As Shirley Ellis so infectiously sanglet's get down to the real nitty-gritty. While you never know what you're going to get in a cryptic clue, the majority use one of half a dozen or so tricks to disguise their intent.
This is the first in a series of little portraits of those tricks. The idea is that newcomers can equip themselves - think Arnie tooling up in Commando, but with anagrams and soundalikes in place of grenades and rocket launchers - while aficionados can enjoy some prime examples of the art of setting. We start with hidden answers, because they're my favourite device and because they're entertaining and easy to get your head round.
The name's not important, by the way; I don't look at a clue and say "Oh, look - a reverse hidden". But we need a name for the moment. In the examples that follow, the answer is hidden in the clue itself. You as the solver have got the answer literally typed out in front of you, and your job is merely to write the same letters in the same order into the grid.

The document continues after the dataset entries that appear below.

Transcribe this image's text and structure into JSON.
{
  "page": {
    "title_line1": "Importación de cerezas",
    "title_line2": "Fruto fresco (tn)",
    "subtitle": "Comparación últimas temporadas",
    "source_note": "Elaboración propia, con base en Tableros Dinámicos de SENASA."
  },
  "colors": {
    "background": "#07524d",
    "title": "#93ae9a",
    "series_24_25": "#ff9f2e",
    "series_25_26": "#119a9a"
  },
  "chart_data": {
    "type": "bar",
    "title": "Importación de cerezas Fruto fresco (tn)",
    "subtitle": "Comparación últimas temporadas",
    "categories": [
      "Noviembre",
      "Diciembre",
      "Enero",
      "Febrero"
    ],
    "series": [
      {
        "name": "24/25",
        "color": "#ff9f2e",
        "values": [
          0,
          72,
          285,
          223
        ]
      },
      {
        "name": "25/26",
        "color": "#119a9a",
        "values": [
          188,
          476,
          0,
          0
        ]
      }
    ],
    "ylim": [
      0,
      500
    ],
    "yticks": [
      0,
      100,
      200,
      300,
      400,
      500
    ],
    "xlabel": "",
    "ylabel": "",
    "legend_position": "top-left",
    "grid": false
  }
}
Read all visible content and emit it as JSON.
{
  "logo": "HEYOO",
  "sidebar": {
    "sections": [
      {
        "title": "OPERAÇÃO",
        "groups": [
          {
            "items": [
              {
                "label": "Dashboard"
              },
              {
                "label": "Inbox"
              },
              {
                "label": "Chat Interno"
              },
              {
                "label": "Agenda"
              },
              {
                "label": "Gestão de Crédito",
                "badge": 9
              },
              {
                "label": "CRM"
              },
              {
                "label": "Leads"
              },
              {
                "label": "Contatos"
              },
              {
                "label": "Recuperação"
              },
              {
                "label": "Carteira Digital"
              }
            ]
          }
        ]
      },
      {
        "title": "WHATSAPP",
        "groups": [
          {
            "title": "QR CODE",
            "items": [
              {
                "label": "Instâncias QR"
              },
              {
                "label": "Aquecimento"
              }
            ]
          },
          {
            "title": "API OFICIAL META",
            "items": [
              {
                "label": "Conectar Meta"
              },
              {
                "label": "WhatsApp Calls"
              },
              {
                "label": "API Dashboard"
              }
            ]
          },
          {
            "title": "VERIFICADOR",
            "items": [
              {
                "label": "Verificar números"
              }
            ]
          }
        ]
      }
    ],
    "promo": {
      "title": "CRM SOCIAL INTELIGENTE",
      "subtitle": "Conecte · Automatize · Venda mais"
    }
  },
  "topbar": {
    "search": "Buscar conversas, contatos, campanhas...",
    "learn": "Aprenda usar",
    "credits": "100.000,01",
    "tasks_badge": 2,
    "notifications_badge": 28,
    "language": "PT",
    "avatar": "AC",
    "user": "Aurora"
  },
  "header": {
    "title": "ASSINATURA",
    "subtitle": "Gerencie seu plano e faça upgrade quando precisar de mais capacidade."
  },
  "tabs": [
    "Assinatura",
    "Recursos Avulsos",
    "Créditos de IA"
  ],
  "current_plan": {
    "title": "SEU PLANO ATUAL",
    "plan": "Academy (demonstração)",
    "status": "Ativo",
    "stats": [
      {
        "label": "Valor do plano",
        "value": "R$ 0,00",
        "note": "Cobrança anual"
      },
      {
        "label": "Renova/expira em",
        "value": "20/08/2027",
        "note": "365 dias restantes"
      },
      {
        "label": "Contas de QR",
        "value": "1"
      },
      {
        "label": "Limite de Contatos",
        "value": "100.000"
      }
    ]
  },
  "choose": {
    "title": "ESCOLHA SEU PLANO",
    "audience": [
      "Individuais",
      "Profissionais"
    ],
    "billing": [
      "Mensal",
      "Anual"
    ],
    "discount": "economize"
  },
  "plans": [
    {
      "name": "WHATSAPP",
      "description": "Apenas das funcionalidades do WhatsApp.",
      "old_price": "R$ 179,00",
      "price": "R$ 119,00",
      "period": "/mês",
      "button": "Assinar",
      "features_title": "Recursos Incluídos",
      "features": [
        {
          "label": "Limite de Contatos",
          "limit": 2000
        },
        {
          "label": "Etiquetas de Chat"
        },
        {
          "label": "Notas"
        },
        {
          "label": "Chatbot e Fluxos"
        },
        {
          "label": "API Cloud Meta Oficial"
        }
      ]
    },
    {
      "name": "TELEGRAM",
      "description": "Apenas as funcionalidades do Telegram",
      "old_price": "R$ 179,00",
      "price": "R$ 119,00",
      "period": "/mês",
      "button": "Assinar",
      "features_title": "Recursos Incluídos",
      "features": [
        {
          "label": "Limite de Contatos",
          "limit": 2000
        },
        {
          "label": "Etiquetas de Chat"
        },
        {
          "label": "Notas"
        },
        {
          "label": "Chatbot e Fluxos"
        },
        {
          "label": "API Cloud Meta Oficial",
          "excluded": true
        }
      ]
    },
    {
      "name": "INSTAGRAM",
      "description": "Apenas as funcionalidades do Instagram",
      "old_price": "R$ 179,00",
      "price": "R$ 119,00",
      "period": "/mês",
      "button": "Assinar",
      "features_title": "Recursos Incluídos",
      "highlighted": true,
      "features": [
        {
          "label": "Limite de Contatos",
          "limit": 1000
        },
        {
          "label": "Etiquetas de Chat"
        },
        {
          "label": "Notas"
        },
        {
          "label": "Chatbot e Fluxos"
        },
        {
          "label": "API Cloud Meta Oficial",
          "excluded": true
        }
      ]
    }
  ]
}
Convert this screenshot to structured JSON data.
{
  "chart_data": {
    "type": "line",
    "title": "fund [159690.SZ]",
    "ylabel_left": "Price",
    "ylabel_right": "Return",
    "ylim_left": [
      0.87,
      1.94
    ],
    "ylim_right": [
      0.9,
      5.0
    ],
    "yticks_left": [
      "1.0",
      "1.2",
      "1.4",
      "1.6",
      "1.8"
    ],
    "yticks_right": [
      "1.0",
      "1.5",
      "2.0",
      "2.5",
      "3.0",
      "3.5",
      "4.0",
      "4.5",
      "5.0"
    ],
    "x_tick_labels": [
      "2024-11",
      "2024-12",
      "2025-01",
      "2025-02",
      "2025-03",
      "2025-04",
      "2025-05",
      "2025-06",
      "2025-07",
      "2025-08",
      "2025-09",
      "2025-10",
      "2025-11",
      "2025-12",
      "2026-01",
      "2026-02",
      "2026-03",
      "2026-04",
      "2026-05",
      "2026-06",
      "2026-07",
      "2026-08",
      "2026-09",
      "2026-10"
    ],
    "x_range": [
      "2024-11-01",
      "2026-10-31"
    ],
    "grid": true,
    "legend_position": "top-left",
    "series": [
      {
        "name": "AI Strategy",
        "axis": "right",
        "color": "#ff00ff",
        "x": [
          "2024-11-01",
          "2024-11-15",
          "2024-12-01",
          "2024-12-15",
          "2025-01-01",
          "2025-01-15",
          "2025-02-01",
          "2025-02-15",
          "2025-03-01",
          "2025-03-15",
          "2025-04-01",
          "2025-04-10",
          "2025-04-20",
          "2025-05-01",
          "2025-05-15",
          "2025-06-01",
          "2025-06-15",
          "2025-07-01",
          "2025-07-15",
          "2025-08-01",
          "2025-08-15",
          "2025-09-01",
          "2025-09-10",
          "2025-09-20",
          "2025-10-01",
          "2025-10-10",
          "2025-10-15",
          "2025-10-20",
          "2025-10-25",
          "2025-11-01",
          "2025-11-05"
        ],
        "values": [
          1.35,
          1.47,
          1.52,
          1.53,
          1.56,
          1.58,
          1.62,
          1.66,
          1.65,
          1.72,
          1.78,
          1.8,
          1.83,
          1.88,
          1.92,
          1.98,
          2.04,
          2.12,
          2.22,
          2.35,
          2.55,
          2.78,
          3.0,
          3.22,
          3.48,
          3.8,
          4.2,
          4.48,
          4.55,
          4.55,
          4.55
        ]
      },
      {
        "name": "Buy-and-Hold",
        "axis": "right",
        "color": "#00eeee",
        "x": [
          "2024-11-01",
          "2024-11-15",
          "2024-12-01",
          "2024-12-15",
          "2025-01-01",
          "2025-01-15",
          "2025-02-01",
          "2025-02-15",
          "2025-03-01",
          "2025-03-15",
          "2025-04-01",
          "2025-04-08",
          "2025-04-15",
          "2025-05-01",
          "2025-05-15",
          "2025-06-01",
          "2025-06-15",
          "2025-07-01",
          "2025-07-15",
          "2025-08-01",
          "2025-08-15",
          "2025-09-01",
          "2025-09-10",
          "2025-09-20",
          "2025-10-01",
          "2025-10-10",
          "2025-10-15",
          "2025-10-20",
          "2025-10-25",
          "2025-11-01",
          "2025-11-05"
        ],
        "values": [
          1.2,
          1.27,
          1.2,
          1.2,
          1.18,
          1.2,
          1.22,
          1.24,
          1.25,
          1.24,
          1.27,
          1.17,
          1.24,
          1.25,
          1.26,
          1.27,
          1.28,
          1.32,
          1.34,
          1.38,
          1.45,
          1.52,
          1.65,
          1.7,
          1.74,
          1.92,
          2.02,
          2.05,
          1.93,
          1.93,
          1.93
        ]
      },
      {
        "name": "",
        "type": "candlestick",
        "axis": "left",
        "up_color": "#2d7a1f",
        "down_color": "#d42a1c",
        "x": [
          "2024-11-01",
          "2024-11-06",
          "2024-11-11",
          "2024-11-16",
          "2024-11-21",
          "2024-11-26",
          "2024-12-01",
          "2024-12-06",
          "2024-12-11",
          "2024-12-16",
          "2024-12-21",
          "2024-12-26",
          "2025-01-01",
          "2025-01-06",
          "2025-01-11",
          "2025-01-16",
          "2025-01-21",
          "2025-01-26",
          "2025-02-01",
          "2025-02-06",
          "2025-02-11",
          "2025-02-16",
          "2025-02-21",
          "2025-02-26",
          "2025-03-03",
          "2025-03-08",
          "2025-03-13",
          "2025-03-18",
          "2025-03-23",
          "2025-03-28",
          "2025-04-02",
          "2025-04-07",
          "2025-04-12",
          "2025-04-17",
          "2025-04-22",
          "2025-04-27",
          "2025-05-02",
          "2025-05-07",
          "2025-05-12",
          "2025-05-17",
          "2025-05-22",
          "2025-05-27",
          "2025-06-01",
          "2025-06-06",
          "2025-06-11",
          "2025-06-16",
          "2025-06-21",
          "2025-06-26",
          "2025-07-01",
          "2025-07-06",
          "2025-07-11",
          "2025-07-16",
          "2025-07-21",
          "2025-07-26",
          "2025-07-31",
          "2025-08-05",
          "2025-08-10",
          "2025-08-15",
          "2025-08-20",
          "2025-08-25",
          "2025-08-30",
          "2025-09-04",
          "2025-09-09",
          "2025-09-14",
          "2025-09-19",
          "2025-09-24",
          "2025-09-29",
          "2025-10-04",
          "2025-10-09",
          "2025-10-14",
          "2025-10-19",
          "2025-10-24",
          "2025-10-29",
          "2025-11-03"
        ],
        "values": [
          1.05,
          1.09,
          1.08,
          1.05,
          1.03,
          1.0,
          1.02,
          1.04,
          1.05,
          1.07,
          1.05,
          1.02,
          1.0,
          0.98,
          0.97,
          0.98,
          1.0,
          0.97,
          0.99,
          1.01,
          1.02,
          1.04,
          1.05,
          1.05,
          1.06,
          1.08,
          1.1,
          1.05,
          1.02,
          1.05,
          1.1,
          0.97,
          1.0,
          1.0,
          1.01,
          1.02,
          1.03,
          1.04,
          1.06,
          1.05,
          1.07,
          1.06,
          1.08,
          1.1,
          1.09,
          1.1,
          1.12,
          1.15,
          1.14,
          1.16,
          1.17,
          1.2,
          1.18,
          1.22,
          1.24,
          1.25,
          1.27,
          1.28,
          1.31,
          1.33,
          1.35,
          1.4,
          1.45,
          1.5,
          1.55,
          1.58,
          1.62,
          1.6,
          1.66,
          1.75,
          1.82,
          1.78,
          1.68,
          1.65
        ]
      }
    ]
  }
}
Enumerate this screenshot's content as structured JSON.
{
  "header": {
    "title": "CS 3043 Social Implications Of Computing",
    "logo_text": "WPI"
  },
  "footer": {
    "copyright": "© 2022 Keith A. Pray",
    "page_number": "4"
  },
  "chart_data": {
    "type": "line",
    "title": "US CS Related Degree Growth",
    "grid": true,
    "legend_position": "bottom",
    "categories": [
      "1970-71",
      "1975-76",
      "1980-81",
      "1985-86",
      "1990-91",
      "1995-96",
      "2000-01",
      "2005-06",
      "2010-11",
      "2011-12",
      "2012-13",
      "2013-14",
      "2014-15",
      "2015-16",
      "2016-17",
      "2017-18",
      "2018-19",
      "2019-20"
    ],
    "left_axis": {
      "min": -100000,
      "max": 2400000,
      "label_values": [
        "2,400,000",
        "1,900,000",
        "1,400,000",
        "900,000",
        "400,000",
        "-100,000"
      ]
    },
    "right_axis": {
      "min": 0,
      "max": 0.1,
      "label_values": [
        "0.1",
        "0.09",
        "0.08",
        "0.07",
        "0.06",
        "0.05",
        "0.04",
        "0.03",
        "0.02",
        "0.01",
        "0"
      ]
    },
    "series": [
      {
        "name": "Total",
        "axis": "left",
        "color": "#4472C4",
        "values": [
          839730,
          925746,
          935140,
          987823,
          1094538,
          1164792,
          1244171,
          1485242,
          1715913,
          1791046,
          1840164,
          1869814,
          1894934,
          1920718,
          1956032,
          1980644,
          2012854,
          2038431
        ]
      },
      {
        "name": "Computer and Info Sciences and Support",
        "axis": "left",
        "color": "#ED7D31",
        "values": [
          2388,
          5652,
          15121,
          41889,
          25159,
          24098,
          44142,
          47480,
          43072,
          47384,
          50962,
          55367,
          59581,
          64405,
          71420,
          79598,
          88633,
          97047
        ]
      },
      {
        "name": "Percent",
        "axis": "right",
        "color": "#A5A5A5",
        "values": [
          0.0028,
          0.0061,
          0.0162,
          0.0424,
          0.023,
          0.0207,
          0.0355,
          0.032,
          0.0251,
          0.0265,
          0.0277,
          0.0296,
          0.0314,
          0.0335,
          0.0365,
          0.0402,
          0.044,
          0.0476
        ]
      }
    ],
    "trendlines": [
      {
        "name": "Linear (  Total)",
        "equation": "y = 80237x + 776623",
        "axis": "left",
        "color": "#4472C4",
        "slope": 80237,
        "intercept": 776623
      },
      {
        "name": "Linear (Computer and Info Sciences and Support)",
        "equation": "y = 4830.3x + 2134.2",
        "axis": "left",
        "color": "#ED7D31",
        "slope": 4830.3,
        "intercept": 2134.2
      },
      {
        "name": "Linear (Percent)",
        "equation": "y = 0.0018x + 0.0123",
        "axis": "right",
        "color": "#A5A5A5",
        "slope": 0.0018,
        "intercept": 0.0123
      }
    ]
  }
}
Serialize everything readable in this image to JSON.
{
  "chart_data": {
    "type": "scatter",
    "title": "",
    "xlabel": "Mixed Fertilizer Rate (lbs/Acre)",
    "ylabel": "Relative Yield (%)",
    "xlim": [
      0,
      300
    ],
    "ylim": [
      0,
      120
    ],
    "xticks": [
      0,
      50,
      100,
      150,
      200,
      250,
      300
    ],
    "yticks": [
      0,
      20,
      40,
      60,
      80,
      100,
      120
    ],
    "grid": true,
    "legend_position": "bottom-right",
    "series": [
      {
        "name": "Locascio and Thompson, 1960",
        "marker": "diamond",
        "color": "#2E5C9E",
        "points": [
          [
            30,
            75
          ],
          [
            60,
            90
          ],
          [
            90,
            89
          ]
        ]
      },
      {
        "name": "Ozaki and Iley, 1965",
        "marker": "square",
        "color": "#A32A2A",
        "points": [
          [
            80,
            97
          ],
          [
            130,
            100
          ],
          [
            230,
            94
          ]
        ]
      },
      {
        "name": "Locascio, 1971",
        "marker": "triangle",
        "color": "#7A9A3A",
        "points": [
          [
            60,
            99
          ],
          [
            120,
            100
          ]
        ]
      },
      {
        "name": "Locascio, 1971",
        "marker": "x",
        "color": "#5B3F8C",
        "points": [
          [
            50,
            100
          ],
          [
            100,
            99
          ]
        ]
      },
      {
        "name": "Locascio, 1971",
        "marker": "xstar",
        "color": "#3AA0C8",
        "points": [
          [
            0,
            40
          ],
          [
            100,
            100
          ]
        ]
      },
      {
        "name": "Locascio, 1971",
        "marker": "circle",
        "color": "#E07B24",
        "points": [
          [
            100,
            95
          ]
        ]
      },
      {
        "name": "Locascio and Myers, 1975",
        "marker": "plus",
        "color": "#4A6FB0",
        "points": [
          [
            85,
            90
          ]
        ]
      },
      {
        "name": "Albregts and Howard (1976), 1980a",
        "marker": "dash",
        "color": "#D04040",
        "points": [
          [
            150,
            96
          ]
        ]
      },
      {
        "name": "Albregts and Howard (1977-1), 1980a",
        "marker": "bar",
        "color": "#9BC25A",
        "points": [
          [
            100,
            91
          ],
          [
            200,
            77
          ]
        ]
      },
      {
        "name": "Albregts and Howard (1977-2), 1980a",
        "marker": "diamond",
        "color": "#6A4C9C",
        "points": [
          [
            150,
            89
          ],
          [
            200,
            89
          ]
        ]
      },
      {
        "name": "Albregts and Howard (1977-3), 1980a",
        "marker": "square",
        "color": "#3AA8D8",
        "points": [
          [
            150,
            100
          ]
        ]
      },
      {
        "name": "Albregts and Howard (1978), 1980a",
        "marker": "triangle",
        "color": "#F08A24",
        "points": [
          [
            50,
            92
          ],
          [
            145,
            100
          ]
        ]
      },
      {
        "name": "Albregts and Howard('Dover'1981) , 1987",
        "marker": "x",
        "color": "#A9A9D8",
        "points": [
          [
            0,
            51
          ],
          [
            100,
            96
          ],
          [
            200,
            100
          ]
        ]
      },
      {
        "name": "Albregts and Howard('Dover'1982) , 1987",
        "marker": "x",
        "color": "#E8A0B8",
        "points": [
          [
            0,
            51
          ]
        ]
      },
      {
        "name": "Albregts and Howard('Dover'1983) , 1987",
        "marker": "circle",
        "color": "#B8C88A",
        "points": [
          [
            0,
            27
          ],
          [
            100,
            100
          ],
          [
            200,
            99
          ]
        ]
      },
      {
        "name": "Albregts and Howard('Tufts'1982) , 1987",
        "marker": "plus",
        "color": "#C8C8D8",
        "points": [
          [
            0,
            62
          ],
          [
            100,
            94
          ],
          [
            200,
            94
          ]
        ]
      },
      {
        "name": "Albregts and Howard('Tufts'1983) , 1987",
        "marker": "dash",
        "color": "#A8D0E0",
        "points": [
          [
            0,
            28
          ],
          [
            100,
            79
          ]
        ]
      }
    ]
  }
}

And so the pleasure for setter and solver lies in how it's hidden. It's there, in plain sight, but like a bloke in a hi-vis jacketyou just don't notice it unless you're looking.
The clue will probably have the "Ex dating someone else immediately crossword" three elements: Here's a letter example from the Times Jumbo:. The setter is trying to make you think about boxing, but the giveaway is the phrase "As seen in".
Extra cunning points for using "miserably", which tempts the solver to think of it as an indicator of an anagram.
And that's how hidden answers roll. It would save time if the indicator were always "as seen in", or, better still, "hidden inside the phrase preceding or following".